Acetohydrazide derivative containing both antipyrine and triazole nuclei (5) was obtained starting from ethyl hydrazinecarboxylate derivative (2) and 4-aminoantipyrine (1) by three steps. The treatment of compound 5 with CS(2) afforded the conversion of hydrazide function into 5-mercapto-1,3,4-oxadiazole ring leading to the formation of 7. Then, 7 gave the product containing triazolotriazine moiety (9) by the reaction with hydrazine hydrate. The synthesis of the compounds incorporating the 1,3,4-thiadiazole (10a-c), 1,2,4-triazole (11a-c) or 1,3-thiazole (12, 13) nucleus as third heterocycle was performed by the acidic or basic treatment of compounds 6a-c which were obtained from the reaction of 5 with several isothiocyanates, or by the condensation of 6a with two different phenacyl bromides, respectively. The antimicrobial activity study revealed that all the compounds showed good activities except 3-5.

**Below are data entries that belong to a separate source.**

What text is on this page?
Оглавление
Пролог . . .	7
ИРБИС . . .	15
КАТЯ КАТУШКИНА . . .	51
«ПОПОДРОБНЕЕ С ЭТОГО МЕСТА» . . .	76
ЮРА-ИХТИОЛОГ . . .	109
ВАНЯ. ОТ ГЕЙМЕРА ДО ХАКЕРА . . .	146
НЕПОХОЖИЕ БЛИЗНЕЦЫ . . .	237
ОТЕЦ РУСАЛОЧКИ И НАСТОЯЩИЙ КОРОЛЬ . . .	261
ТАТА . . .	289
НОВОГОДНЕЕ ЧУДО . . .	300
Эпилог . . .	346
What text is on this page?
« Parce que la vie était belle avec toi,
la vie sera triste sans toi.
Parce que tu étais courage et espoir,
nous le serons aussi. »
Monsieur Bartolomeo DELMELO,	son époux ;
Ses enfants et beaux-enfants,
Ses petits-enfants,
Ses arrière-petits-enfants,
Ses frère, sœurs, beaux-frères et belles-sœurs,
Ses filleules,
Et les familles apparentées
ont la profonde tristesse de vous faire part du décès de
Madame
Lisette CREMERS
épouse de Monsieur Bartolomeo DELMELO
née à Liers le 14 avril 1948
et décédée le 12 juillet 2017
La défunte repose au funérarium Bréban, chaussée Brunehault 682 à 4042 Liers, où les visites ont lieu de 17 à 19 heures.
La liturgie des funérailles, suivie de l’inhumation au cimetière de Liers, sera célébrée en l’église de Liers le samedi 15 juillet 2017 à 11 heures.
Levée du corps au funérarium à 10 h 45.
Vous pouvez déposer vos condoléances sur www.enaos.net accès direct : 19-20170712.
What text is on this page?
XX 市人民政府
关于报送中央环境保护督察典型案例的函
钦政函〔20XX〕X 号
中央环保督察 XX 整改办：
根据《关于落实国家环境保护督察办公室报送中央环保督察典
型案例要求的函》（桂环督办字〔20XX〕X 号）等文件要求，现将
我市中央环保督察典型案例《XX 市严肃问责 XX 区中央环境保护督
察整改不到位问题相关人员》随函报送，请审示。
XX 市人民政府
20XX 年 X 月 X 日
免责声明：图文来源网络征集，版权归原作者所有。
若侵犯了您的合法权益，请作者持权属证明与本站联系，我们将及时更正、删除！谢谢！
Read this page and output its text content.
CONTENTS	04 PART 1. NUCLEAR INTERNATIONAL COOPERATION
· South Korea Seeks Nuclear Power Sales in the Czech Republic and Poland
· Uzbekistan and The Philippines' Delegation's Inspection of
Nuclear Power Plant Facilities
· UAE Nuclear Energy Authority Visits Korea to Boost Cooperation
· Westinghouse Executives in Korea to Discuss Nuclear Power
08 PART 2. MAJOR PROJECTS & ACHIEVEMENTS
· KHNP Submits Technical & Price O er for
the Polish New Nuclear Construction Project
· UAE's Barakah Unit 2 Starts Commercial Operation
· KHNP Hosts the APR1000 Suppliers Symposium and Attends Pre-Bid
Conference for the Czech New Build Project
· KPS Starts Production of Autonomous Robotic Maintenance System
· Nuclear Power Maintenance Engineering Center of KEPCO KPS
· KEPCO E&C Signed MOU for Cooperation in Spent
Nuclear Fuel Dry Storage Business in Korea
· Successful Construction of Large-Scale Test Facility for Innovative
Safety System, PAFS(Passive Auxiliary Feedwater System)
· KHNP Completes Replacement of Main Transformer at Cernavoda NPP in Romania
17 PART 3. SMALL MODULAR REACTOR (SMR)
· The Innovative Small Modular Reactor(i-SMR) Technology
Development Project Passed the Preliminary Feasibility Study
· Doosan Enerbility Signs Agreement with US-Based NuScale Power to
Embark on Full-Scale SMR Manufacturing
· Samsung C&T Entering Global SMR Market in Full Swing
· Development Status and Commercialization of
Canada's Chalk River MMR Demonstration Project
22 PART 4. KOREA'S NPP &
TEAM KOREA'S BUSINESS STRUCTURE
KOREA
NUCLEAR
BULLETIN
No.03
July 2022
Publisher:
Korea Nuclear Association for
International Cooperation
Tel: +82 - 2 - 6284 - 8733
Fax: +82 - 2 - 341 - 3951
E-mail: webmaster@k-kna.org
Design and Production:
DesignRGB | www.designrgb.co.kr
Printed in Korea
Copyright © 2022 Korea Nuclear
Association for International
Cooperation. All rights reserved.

从乙基肼羧酸酯衍生物(2)和 4-氨基安替比林(1)出发,经过三步反应得到含有嘧啶和三唑核的乙酰肼衍生物(5)。化合物 5 与 CS(2)的处理将酰肼功能转化为 5-巯基-1,3,4-恶二唑环,导致 7 的形成。然后,7 与水合肼反应生成含有三唑并三嗪部分的产物(9)。通过对 5 与几种异硫氰酸酯反应得到的化合物 6a-c 的酸性或碱性处理,或者通过 6a 与两种不同的苯甲酰溴的缩合,分别合成了含有 1,3,4-噻二唑(10a-c)、1,2,4-三唑(11a-c)或 1,3-噻唑(12、13)核的化合物。抗菌活性研究表明,除 3-5 外,所有化合物均表现出良好的活性。